Ben, I do believe you are correct. I usually don't stress out too much about running in the UI thread unless it impacts my performance enough to cause problems. It very well might in your case, since just about everything will be running there. However, I usually find something to get relief. In this case, you might try allocating your data as an array of clusters, each cluster containing an array. In this way, you get the same effect as the LV2 global, but you are now running in a non-UI thread. You can keep the data in a local shift register for easy access. The down side is that you will now have a gigabyte sized wire, so you have to be very careful about using it.
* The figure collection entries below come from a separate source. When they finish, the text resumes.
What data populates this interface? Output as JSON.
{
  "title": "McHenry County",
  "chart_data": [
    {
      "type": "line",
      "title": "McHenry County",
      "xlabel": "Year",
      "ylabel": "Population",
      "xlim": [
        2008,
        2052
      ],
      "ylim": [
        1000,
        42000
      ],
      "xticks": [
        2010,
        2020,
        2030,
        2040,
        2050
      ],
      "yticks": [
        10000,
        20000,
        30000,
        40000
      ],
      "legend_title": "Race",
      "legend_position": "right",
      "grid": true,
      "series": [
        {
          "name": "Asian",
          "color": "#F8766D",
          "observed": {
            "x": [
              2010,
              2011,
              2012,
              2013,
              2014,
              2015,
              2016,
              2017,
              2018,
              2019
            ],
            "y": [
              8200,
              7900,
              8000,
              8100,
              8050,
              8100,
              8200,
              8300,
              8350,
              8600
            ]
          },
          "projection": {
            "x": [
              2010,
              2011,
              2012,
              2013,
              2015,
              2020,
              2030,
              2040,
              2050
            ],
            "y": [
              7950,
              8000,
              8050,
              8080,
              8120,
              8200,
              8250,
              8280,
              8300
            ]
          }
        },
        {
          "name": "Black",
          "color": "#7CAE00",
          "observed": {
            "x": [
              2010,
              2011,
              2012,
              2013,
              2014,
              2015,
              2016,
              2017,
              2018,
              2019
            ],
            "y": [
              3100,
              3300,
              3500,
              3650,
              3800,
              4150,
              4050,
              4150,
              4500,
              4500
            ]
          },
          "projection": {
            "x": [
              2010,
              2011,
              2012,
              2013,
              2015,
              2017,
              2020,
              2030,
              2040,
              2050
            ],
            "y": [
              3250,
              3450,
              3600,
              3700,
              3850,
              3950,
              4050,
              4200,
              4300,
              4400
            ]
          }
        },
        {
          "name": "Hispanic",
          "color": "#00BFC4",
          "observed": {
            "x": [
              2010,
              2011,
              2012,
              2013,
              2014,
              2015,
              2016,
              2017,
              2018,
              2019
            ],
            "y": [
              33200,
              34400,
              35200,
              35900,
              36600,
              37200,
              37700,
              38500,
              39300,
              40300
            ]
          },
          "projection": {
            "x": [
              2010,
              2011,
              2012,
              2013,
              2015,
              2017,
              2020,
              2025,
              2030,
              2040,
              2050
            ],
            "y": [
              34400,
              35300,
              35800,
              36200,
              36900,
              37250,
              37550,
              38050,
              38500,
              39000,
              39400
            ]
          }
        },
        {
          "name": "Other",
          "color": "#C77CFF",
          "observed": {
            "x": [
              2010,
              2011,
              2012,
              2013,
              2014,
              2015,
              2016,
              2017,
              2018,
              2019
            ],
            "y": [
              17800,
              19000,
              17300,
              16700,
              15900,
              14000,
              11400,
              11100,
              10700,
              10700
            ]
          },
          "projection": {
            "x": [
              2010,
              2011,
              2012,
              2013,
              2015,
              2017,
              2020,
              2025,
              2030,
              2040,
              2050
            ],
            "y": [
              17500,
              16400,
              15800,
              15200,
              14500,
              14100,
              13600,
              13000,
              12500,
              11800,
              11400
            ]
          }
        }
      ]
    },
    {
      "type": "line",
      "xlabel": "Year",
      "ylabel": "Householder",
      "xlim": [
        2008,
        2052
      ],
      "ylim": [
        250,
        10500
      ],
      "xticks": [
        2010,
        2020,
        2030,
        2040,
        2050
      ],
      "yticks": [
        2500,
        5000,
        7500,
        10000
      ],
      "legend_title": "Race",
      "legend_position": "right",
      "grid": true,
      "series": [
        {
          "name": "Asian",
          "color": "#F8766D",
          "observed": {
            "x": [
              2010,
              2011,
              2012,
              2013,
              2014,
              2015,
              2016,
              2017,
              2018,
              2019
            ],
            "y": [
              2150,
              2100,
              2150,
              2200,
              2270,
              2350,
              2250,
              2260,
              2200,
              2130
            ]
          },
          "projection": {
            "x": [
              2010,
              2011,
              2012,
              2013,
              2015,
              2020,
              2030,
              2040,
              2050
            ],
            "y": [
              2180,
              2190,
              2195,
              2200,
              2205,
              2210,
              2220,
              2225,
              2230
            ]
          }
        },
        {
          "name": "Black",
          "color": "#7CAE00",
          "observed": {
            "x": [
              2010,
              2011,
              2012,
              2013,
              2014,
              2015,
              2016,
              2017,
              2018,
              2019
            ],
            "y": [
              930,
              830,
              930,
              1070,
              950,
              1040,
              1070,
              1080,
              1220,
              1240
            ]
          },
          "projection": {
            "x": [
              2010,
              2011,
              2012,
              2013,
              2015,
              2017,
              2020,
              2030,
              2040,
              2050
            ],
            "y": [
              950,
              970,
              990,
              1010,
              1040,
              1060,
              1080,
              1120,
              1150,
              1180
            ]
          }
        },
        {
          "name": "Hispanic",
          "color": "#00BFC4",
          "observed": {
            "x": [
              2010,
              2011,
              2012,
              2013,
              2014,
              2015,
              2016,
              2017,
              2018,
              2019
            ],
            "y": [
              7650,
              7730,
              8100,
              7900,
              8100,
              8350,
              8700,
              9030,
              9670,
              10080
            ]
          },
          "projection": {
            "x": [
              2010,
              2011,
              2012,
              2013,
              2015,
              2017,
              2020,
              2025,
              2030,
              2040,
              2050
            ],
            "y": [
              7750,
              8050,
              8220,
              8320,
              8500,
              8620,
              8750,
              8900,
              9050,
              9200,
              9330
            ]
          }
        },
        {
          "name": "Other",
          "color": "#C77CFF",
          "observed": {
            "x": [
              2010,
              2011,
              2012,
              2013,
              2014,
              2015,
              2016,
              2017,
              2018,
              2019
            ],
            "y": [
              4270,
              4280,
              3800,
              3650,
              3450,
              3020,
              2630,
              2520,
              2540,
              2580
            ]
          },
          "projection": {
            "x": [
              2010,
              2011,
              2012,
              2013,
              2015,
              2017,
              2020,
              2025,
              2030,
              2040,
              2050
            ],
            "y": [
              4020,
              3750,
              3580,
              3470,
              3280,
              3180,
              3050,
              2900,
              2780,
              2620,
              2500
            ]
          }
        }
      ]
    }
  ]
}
It is probably doable, however, especially in LV7.1, where the in-placeness is fairly good.
Check out the attached VI (LV6.1) for a simple test of this concept. Since the channels are allocated separately from the main array, you can use non-contiguous memory and get more of your total memory. I managed to allocate about 1.5GBytes on a system with 0.5GBytes of physical RAM using channels with 50,000 data points. Yes, it took awhile, and my disk drive aged 5 days in 5 minutes.
I have also had some success with non-thread-safe DLLs (HDF5, for example) by using LabVIEW methods (e.g. semaphores, notifiers, etc.) to ensure serial access and calling as reentrant to avoid the UI thread. Performance increases, but you have to be very careful. Not all DLLs will handle this gracefully.